Database Bigwigs Lead Stealthy Open Source Startup
BobB writes "Michael Stonebraker, who cooked up the Ingres and Postgres database management systems, is back with a stealthy startup called Vertica. And not just him, he has recruited former Oracle bigwigs Ray Lane and Jerry Held to give the company a boost before its software leaves beta testing. The promise — a Linux-based system that handles queries 100 times faster than traditional relational database management systems."
The article mentions that redhat and hp are listed among their partners. i'm not surprised by red hat or informatica (another partner though they aren't mentioned in the article) but i was a little surprised by hp - since they have been trying to get the word out about their own data warehousing and bi stuff. i wonder what that indicates about how they regard this new player.
also interesting is the wikipedia article on Michael Stonebraker if you aren't already familiar with him.
It's hard to believe that's how Micronians are made. Why don't we see it right now by having you both kiss one another?
The question is when will this be ported to a mainstream OS such as Windows?
It was LAMP, now its LAVA. Much cooler name.
-----BEGIN PGP SIGNATURE-----
12345
-----END PGP SIGNATURE-----
"grid-enabled, column-oriented relational database management system"
What does that mean?
If anything.
Loading a million random records out of a set of one hundred million records is an enormously difficult task for an RDBMS on commodity hardware (e.g. magnetic rotating disks). This is a more common task than you would think. ORM systems backed by an RDBMS, such as Ruby on Rails, Django, Hibernate, have exactly this requirement and will only demand more as these models become more mainstream. Think about what search engines have to do: find millions among billions, all to show a user a dozen.
These problems are solvable now, but there's a lot of duplication of effort going on that a smart database vendor could solve for us.
Vertica's website has had all the details about what they're doing for months. They've had a Wikipedia article for a long time.
This is some new Network World definition of "Stealthy", apparently...
KX is primarily in-memory. The competing column-oriented product is primarily Sybase IQ, which has been on the market for a while now.
What happened to Gallium Arsenide replacing silicon? What happened to solid state memory completely repalcing magnetic disks? Technology field is littered with such fiascos.

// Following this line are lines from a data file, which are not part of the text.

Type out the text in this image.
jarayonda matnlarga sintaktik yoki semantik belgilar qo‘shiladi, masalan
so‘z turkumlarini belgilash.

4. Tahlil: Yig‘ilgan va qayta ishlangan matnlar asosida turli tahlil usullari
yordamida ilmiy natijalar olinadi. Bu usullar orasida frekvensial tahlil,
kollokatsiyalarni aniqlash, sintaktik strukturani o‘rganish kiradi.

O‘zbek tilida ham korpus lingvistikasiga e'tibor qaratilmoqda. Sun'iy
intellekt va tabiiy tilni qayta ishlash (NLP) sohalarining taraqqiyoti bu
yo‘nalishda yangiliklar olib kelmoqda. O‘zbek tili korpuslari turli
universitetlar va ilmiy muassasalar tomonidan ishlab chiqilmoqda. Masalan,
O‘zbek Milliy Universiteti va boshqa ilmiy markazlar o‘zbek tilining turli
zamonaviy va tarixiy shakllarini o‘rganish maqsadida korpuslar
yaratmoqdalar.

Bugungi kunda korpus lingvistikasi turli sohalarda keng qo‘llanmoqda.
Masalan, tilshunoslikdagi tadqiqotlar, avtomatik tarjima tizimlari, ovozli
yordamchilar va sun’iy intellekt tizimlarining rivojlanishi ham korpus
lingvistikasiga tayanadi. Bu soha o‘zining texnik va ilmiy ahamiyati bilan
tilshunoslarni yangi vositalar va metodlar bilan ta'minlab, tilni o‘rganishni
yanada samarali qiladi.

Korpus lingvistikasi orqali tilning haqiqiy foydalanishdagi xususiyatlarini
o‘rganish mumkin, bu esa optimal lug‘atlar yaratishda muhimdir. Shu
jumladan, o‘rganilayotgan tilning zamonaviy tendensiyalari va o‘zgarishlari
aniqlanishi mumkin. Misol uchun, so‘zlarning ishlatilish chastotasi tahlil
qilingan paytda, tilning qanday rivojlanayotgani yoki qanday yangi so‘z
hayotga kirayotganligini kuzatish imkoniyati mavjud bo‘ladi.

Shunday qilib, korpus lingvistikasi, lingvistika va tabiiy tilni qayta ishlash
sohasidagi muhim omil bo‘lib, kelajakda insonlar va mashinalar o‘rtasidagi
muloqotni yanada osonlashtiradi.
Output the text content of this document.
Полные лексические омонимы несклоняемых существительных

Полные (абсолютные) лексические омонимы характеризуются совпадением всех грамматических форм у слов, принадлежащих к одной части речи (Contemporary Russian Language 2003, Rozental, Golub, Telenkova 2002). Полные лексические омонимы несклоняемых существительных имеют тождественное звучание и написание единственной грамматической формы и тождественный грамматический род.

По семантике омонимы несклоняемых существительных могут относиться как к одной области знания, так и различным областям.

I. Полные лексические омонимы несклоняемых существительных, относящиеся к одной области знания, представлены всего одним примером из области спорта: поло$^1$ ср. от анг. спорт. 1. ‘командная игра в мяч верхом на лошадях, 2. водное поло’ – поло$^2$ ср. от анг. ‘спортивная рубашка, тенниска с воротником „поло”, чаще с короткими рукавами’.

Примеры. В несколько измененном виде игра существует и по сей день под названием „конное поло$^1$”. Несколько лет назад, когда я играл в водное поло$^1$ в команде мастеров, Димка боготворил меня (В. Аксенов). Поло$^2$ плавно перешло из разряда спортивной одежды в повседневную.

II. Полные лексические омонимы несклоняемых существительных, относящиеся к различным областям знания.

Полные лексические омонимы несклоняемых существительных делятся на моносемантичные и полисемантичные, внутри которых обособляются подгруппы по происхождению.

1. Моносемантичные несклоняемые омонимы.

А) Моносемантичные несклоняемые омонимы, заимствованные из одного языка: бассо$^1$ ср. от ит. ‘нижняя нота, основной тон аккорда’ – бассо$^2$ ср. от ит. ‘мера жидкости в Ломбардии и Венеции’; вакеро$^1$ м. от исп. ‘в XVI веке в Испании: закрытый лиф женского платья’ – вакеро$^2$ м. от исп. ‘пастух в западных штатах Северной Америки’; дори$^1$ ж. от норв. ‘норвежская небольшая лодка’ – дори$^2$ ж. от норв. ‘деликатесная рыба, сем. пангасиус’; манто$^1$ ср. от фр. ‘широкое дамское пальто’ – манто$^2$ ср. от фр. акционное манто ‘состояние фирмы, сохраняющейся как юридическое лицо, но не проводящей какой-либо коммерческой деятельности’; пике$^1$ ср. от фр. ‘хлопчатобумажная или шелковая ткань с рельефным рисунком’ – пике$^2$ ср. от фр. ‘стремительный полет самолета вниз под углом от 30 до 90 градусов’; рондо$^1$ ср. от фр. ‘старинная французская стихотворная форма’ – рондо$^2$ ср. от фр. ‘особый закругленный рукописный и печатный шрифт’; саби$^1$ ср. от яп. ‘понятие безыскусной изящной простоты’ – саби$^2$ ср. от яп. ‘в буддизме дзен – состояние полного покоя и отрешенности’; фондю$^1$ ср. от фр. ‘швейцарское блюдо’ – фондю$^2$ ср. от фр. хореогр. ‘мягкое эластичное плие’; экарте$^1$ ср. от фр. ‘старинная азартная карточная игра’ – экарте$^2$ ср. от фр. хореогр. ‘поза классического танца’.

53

sed -e 's/Chuck Norris/Rajnikant/g' joke > fact
http://en.wikipedia.org/wiki/Column-oriented_DBMS
It's basically an optimization of the current data access patterns. Databases have been row-oriented for decades, because they evolved from fixed width flat files. Once we eliminated COBOL-style accesses to databases, the full row data became less important. It became far more important to be able to scan a column as fast as possible. For example:
select * from names where lastname LIKE '%son'
The above query might have an index available to find what it needs. But it's just as likely that the database will need to do a table-scan. Since table-scans involve looking through every record in the database, you can imagine that it would be faster to just load the lastname column rather than loading every row in the database just to discard 90% of that data.
Javascript + Nintendo DSi = DSiCade
Column oriented is easy. Imagine a database as a set of tables, each of which has rows of data records, in organized columns (column 1 = "User name", column 2 = "User ID", column 3 = "Favorite slashdot admin", etc).
Normal row-oriented databases store records which have a row of the data: "User name", "User ID", "Favorite slashdot admin" for user row #12345.
Column oriented databases store records which have a column of the data: "User name" for user rows 1-100,000; "User ID" for user rows 1-100,000; etc.
Updates are faster with row-oriented: you access the last record file and append something, or access an intermediate record file and update one "row" across.
Searches are faster with column-oriented: you access the record file for "Favorite slashdot admin" and look for entries which say "Phred", and then output the list of rows of data which match. Instead of going through the whole database top to bottom for the search, you just search on the one column. If you have 100 columns of data, then you look through 1/100th of the total data in the search. To pull data out, you then have to look at all the column files and index in the right number of records, but that goes relatively quickly.
Indexes are useful, but column-oriented is more efficient in some ways. You don't have to maintain the indexes, and can just automatically search any column without having indexed it, in a reasonably efficient manner.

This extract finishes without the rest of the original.